«Золотой урожай» Яна Томаша Гросса

| Номер: Февраль 2013

«Золотой урожай» Яна Томаша ГроссаБольшой резонанс в Польше вызвала книга американского социолога Яна Томаша Гросса «Золотой урожай», в которой рассказывается, как польские крестьяне во время войны в поисках золота и драгоценностей выкапывали останки евреев из братских могил рядом с Треблинкой. Мнения польских историков о книге разделились.
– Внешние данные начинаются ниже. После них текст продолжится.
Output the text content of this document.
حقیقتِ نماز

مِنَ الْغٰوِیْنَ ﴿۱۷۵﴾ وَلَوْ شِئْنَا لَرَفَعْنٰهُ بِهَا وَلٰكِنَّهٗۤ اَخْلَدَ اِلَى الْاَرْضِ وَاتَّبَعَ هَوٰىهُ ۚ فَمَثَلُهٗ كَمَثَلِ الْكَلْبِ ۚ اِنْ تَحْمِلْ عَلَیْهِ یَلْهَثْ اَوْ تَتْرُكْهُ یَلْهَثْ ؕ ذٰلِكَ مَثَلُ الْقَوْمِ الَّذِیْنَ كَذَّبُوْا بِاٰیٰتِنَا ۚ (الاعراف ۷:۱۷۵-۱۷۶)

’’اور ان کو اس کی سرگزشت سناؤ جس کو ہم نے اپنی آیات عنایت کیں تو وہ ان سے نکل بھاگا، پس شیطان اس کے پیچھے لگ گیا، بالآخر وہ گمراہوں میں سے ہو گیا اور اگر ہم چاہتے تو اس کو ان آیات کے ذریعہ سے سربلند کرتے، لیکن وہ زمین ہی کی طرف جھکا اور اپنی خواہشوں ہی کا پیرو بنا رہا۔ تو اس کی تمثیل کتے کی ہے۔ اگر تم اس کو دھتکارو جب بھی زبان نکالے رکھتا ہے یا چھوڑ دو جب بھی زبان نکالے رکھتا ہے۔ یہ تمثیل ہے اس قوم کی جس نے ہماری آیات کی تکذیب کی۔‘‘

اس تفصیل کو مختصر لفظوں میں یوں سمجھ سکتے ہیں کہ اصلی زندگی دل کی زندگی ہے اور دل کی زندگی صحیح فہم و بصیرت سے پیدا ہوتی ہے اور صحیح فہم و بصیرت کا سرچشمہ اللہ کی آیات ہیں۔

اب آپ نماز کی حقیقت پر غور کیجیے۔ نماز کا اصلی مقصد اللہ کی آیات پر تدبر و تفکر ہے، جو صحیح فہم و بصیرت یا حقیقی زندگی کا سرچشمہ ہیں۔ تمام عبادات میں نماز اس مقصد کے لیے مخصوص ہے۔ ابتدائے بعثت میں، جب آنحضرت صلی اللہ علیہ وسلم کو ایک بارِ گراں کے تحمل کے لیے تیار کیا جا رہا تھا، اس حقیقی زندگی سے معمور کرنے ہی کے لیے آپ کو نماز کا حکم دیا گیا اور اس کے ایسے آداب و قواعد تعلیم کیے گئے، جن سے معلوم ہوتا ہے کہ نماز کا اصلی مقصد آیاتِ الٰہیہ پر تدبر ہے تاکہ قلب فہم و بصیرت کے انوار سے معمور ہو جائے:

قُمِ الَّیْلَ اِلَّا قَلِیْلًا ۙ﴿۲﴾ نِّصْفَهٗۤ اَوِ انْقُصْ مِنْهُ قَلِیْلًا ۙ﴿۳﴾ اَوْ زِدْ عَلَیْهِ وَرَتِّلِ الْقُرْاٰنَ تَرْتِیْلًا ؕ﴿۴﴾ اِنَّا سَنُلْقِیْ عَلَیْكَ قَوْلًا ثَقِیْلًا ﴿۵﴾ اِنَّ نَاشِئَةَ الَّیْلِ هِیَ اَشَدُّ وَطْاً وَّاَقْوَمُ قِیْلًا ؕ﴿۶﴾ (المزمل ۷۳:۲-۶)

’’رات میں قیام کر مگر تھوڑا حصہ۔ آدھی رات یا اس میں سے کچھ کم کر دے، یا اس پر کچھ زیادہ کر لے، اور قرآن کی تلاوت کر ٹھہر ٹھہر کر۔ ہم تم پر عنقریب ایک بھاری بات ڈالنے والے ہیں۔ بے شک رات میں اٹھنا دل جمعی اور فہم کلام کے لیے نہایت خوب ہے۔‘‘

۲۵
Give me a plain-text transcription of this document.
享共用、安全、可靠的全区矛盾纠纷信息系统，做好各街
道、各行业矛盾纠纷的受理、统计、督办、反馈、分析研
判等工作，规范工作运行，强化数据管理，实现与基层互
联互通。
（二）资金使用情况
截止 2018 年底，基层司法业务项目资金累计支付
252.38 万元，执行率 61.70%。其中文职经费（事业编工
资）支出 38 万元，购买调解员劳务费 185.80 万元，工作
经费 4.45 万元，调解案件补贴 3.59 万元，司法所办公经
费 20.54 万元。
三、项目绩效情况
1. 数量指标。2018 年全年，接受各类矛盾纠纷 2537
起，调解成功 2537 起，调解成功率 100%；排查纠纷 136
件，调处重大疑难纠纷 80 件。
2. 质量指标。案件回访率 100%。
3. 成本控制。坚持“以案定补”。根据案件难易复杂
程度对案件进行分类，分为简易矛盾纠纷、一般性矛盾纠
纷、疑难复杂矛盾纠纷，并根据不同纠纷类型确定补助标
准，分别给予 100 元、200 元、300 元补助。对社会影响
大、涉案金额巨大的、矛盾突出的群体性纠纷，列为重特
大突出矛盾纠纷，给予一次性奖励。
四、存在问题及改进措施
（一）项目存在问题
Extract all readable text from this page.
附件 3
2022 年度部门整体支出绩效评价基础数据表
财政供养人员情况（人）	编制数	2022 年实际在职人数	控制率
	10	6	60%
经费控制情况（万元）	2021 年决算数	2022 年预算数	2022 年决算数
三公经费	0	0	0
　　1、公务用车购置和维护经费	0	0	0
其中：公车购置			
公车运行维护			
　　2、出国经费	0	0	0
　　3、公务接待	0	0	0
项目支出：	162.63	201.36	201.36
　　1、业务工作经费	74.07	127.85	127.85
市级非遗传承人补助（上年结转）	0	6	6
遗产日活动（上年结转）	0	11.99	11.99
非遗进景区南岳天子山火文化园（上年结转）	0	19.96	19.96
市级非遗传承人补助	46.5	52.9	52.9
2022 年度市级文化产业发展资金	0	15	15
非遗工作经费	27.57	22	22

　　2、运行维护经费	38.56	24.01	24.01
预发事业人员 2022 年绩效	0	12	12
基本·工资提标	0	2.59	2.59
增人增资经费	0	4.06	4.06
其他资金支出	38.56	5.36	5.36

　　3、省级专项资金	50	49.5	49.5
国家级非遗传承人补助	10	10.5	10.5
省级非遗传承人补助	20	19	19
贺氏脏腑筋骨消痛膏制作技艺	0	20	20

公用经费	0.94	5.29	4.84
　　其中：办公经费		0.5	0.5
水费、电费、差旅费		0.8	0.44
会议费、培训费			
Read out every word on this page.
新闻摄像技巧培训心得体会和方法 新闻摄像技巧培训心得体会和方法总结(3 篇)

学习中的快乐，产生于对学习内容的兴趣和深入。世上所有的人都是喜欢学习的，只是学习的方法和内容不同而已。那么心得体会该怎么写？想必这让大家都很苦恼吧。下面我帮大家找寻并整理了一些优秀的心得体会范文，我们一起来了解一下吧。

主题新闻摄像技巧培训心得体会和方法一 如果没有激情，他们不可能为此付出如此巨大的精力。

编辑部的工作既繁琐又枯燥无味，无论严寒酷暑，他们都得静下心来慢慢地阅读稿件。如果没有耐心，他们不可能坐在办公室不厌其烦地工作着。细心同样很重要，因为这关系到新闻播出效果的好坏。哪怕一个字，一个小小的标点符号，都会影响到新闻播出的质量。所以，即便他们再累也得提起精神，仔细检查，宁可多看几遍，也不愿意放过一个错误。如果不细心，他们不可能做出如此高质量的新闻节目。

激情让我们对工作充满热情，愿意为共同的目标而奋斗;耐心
Одни цинично называют тему, поднятую автором, «золотым урожаем для Гросса», другие призывают посмотреть правде в глаза, третьи оправдывают грабеж мертвых примитивизмом польских крестьян и их жаждой легкой наживы.
Предлагаем вашему вниманию интервью журналиста Петра Зыховича с польским историком Алиной Скибиньской, опубликованное в «Речи Посполитой».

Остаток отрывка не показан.